Minister Homans heeft het woord.
Mevrouw Franssen, dit is een zeer terechte vraag. Ik denk dat die ook een beetje leeft bij de mensen op het terrein.
U haalt terecht een situatie aan die binnen het huidige regelgevend kader inderdaad niet is geregeld. Mensen die geen lid zijn van de gemeente- of de OCMW-raad, kunnen momenteel nog geen politiek verlof krijgen. Dat zijn dus de zogenaamde experts of dergelijke die in dat bijzonder comité zouden zetelen. Ik ben het volledig met u eens dat politiek verlof absoluut noodzakelijk is – als die mensen dat willen nemen, maar ze moeten het eerst wel kunnen nemen – als ze inderdaad hun job een klein beetje au sérieux willen nemen. U weet dat de federale overheid dat moet regelen voor de mensen die zijn tewerkgesteld in de private sector, en natuurlijk ook voor de federale ambtenaren. U weet dat de Vlaamse overheid dat moet regelen voor mensen die zijn tewerkgesteld als Vlaams ambtenaar. Ik zal niet te technisch worden, maar ik moet dat regelen voor de mensen die onder het Vlaams personeelsstatuut (VPS) vallen. Minister Crevits heeft in dezen ook een verantwoordelijkheid: zij moet dat dan weer regelen voor onderwijzend personeel en dergelijke meer. Voor de personeelsleden die zijn tewerkgesteld bij lokale besturen, moet dat ook door mij worden geregeld.
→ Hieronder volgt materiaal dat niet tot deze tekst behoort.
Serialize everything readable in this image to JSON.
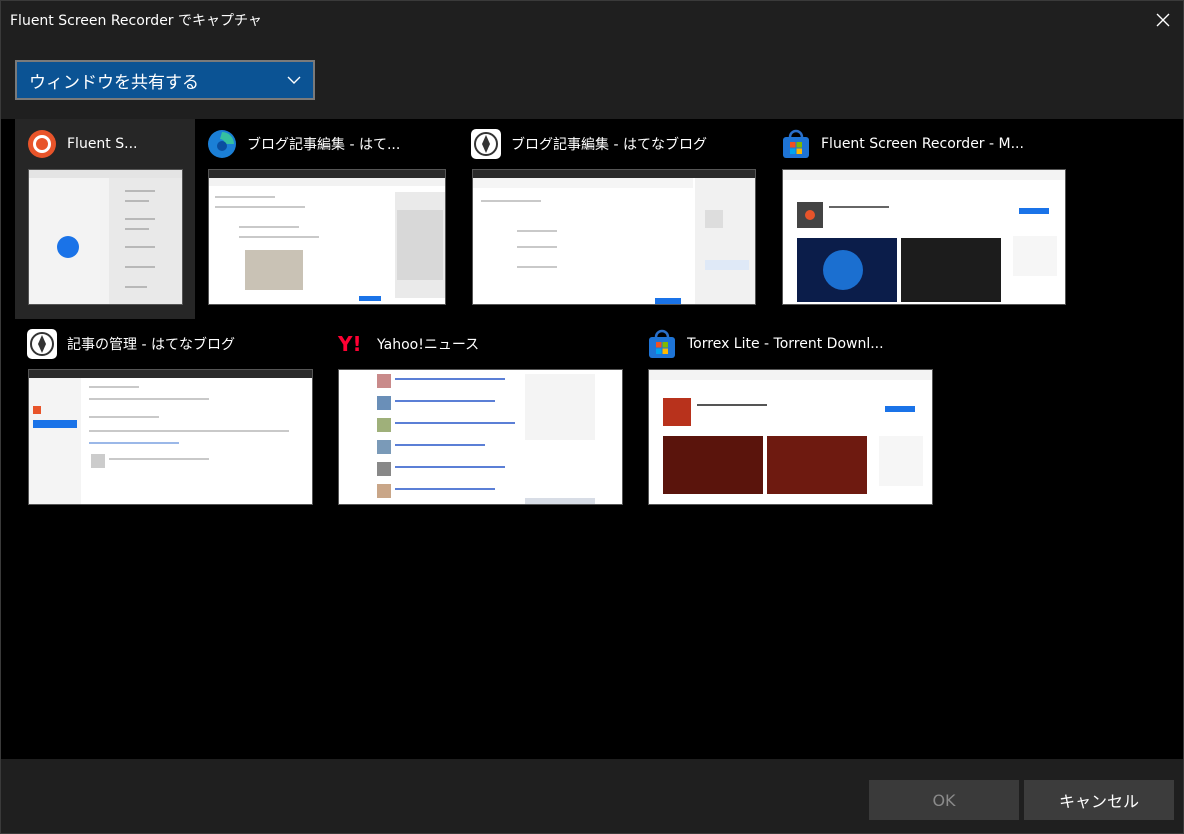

U zegt terecht dat dit moet worden aangepakt, maar we zijn er al mee bezig. Ik hoop dus dat dat u kan geruststellen. Het Agentschap Binnenlands Bestuur (ABB) is belast met een onderzoek. Ik heb u nu kort geschetst wie eigenlijk juist voor wat, voor welk regelgevend kader moet zorgen. Dat onderzoek is er om dat alles nog eens goed in kaart te brengen. De resultaten daarvan worden mij eerstdaags overhandigd. Ik heb net gehoord dat het rapport binnen is, maar dat het nog eventjes moet worden bekeken. Dat lijkt me verstandig. Er zijn immers heel veel entiteiten. Ik heb nu verwezen naar het onderwijs, maar bijvoorbeeld De Lijn valt niet onder het VPS. Ik geef maar een voorbeeld. Moeten we daar dan nog specifiek iets regelen voor die personeelsleden die in een bijzonder comité zouden willen gaan zetelen en dergelijke meer? Het is dus belangrijk dat we eerst in kaart brengen waar we dat allemaal moeten regelen, wie dat alles moet regelen, wiens verantwoordelijkheid en bevoegdheid het is. Dan zal ik onmiddellijk contact opnemen met mijn federale collega’s om hen te wijzen op wat wij ter zake onverwijld van hen verwachten dat ze aanpassen in de regelgeving, zodat iemand die geen lid is van de gemeenteraad of de OCMW-raad, ook kan zetelen in het bijzonder comité mét politiek verlof.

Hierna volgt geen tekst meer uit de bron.